There's a few possible problems...

Your data points misrepresent the data because the same data is included in several points (e.g. the point for UK includes data that is already in England).

I redid the analysis with your data, only taking the 9 disjoint areas (Scot, Wales, NI, NW, NE, WM, EM, SW, SE). For Nazis per capita, there was no significant relation with either density change or population growth. (Same result as you found.)
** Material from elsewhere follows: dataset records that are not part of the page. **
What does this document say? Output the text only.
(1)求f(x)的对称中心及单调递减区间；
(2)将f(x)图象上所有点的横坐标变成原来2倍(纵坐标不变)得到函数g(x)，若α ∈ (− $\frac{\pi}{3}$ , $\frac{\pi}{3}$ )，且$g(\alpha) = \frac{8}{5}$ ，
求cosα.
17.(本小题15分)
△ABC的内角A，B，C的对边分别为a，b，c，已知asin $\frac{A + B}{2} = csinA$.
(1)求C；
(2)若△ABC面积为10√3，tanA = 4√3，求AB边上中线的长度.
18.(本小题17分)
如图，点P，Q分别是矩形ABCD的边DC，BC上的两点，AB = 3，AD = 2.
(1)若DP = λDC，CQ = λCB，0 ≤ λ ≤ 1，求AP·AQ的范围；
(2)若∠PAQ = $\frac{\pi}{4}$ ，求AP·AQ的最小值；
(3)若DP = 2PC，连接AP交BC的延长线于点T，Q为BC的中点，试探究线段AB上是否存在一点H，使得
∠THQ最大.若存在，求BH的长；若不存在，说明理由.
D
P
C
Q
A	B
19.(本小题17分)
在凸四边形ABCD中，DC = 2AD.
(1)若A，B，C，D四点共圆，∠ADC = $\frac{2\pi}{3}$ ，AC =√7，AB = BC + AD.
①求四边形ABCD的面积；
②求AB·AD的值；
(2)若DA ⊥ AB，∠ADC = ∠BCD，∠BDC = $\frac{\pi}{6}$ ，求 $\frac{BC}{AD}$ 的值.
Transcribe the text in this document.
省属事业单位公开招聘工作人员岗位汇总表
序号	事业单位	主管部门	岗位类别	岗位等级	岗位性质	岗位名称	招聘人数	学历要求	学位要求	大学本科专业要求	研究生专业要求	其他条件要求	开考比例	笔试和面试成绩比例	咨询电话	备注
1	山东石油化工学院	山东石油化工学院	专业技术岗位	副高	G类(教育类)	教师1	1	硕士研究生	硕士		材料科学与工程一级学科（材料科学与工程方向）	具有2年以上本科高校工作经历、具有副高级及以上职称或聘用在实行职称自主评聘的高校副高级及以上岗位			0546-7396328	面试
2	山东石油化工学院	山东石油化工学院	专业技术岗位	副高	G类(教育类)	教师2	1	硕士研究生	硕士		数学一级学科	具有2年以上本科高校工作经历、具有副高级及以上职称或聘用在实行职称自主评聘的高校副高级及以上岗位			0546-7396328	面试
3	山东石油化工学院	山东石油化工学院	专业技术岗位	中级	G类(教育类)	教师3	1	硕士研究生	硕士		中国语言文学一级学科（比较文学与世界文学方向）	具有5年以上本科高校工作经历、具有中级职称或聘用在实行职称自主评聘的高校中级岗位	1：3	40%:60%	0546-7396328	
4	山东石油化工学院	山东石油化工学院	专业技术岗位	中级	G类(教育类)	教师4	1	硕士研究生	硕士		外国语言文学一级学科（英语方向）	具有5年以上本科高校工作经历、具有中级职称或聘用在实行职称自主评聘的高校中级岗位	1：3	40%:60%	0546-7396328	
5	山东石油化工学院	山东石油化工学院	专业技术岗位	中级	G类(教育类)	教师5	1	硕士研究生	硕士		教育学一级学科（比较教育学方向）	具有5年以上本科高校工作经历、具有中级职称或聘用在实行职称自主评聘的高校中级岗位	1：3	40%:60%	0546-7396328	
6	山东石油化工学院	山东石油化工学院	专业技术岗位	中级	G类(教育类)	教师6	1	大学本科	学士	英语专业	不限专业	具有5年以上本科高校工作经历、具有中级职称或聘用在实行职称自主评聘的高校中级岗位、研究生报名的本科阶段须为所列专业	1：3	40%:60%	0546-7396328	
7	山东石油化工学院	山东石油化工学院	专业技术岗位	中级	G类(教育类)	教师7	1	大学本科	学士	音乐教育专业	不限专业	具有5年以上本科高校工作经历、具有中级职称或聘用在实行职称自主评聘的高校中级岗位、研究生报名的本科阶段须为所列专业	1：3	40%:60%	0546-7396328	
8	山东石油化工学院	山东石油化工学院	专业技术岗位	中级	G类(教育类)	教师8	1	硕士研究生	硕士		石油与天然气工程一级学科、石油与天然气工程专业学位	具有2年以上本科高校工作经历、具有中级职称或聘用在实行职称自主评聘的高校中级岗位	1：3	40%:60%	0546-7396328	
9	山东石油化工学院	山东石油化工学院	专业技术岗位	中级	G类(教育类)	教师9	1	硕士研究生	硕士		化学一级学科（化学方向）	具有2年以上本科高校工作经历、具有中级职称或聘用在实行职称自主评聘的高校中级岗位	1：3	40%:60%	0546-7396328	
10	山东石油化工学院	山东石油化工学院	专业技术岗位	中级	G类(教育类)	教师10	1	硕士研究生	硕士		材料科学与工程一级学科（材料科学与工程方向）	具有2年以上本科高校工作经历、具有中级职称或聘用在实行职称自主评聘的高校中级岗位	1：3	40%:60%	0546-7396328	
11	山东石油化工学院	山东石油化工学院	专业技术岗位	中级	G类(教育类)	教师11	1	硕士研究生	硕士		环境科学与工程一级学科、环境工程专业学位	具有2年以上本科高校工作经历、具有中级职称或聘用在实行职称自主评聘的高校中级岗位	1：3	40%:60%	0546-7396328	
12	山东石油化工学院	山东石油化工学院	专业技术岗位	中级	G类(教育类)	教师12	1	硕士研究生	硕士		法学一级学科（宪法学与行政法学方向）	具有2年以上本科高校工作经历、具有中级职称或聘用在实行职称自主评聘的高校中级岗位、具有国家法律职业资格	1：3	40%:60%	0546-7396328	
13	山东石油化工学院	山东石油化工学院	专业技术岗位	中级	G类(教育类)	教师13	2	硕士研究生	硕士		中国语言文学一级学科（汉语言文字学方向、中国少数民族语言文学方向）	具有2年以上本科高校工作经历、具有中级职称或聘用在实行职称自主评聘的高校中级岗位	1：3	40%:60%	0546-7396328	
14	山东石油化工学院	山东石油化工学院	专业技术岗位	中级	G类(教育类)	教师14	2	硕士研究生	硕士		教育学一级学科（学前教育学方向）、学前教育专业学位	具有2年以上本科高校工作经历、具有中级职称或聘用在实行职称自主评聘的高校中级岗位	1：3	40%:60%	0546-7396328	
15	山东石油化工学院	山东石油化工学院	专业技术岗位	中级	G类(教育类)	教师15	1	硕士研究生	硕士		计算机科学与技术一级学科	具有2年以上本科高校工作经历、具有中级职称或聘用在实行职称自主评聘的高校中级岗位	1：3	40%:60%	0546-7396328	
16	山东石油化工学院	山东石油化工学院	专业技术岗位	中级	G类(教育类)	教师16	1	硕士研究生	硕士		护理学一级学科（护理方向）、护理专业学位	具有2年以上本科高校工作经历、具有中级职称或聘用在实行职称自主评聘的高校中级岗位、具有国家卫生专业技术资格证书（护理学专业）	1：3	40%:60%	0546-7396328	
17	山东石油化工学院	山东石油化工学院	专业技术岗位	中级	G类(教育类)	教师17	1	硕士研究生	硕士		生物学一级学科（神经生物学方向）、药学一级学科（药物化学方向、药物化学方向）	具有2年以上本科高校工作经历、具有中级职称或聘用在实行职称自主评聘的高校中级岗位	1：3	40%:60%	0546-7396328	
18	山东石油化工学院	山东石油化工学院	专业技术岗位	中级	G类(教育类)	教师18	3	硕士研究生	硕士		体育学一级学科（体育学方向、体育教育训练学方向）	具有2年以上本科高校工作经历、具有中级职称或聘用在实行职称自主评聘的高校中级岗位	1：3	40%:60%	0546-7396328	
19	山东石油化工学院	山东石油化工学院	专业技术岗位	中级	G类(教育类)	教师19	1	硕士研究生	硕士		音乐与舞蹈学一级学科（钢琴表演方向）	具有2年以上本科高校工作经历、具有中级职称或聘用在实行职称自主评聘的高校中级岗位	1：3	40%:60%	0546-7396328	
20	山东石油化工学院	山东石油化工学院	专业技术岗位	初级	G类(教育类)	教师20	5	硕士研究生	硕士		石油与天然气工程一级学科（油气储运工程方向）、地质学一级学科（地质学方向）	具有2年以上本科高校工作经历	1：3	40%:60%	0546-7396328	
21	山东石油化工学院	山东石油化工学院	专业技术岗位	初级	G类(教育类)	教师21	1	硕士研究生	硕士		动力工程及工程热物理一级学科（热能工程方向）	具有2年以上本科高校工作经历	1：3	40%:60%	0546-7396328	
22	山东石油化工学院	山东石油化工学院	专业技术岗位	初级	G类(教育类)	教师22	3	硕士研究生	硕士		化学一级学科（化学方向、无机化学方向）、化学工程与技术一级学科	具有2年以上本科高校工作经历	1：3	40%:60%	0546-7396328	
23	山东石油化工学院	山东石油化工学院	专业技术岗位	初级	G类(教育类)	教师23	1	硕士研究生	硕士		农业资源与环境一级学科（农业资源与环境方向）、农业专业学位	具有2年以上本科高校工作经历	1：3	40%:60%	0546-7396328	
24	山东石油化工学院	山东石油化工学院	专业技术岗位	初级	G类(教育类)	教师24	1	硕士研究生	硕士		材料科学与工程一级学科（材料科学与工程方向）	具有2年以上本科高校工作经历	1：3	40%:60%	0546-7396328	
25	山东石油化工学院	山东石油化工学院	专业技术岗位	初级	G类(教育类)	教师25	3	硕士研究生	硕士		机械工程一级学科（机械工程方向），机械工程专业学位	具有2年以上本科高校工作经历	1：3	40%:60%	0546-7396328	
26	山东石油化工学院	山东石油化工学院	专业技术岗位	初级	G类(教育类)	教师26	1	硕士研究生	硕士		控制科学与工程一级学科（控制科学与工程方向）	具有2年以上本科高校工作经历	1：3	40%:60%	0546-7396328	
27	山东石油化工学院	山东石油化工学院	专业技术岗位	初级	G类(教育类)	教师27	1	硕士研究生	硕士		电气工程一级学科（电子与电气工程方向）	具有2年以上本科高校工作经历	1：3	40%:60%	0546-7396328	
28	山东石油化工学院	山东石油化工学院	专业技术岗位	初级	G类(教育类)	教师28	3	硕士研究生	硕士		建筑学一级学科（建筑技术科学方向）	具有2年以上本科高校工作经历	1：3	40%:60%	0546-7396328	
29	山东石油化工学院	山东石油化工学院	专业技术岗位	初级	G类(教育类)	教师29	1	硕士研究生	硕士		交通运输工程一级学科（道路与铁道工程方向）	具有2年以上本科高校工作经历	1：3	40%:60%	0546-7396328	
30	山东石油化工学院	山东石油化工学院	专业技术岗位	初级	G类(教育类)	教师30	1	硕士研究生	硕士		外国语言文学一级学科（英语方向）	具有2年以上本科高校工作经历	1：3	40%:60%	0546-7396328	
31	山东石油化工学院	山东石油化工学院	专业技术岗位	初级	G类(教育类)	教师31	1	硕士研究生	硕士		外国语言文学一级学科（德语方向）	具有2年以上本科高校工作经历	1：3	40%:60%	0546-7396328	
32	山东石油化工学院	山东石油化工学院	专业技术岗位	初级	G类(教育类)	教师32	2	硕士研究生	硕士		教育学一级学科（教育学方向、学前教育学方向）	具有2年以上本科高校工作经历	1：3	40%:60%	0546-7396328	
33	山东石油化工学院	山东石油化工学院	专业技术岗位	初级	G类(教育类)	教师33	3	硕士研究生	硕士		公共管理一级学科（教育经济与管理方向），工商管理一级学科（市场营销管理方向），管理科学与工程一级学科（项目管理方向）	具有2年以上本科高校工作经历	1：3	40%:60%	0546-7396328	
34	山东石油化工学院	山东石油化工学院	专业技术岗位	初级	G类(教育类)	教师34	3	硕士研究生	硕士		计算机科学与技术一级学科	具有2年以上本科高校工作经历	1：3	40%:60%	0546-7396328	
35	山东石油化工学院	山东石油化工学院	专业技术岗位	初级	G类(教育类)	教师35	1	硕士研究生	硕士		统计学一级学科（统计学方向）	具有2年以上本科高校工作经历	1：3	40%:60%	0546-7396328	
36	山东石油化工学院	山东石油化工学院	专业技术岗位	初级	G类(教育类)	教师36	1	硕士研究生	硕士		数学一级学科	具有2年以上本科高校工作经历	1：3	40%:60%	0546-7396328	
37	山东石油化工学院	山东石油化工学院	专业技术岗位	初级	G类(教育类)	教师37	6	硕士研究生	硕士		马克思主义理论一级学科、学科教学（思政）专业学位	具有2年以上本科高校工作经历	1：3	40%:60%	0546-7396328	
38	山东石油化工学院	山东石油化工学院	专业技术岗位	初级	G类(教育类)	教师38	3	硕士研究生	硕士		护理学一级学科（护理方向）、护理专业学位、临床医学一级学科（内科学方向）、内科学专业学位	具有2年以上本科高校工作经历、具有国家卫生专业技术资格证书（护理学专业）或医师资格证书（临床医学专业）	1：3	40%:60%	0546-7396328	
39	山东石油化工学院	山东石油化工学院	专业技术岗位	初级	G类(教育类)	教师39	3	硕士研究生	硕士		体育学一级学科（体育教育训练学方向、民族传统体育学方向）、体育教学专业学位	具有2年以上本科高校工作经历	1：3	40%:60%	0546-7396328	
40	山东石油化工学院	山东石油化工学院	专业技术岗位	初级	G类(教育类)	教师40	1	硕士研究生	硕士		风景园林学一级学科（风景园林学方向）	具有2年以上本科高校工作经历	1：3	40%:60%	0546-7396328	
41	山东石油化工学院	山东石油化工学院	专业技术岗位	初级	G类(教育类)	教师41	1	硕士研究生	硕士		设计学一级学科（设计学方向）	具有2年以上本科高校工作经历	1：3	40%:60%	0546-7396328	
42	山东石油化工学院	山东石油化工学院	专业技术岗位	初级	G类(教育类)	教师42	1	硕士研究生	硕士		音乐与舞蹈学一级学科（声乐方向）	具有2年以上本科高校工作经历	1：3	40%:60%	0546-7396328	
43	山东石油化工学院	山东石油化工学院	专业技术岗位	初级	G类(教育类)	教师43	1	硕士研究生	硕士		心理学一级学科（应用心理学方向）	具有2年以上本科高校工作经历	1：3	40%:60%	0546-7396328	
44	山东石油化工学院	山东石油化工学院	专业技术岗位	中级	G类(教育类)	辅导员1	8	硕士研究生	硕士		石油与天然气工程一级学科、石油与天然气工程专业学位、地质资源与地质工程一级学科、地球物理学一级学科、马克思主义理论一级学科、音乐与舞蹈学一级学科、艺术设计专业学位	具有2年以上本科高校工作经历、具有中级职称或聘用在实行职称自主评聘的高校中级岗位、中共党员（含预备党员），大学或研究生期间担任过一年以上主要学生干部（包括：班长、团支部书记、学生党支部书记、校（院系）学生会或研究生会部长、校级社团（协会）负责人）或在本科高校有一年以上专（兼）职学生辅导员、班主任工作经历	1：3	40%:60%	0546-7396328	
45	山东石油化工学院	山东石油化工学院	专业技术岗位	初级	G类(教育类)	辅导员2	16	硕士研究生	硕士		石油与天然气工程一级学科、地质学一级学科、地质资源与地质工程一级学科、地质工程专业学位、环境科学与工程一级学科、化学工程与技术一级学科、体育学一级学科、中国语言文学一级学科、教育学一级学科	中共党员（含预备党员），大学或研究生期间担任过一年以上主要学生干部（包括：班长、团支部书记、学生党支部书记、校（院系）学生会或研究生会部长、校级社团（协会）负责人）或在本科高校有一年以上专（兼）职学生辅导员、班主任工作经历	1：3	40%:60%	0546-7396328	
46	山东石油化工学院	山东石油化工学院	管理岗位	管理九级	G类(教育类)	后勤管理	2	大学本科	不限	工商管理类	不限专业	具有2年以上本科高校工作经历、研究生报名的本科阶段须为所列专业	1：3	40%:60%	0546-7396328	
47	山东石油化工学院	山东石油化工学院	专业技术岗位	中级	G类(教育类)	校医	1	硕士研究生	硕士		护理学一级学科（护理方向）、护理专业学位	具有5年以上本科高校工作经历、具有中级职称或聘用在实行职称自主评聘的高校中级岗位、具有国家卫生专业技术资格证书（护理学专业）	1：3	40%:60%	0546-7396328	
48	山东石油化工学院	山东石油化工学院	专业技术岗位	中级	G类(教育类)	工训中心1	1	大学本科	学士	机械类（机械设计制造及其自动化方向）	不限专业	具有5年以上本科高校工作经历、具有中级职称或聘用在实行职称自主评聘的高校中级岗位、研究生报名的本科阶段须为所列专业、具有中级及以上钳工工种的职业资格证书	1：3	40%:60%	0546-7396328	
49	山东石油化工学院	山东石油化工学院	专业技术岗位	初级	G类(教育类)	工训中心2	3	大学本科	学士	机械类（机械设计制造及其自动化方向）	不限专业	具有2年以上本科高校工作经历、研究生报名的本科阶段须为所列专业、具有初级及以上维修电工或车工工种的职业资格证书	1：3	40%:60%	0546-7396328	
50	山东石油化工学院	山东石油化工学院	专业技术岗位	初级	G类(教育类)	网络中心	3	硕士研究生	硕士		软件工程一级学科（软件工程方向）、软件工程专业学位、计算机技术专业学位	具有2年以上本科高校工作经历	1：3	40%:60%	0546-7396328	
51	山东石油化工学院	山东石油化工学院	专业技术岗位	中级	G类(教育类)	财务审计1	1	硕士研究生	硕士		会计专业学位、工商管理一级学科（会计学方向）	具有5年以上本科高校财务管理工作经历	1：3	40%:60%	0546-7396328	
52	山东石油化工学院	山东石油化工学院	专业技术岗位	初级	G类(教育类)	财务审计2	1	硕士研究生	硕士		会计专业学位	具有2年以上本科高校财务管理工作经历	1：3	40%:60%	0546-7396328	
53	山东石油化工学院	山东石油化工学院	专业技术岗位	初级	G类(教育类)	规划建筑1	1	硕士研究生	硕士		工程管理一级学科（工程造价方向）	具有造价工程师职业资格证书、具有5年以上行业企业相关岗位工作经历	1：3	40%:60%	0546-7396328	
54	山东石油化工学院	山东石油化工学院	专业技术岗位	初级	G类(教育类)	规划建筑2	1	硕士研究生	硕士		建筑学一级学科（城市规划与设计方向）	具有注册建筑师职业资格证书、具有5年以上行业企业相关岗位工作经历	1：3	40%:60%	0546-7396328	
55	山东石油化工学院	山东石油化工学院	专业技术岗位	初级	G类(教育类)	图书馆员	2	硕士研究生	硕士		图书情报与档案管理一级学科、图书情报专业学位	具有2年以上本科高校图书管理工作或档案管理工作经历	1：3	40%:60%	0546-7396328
It would be wise to include more data points, each representing fewer people. Is the popn growth data available for XY12 type postcodes? This will capture more of the variation in the data and make any relationships between population and membership clearer.

You don't account for the effect of membership of a party in general. This affected by a variety of socioeconomic factors (e.g. the middle classes are more likely to be a member of a party). What matters is the number of people who joined the Nazis rather than another party. E.g. an area that has 2 BNP members and 2 liberal democrats is actually more nazi than a postcode with 3 BNP member and 100 liberal democrats. Your "per capita" needs to be "per political party member" rather than "per person". I don't know whether data on the fraction of people who are a member of any party is available, that would allow you to compute this.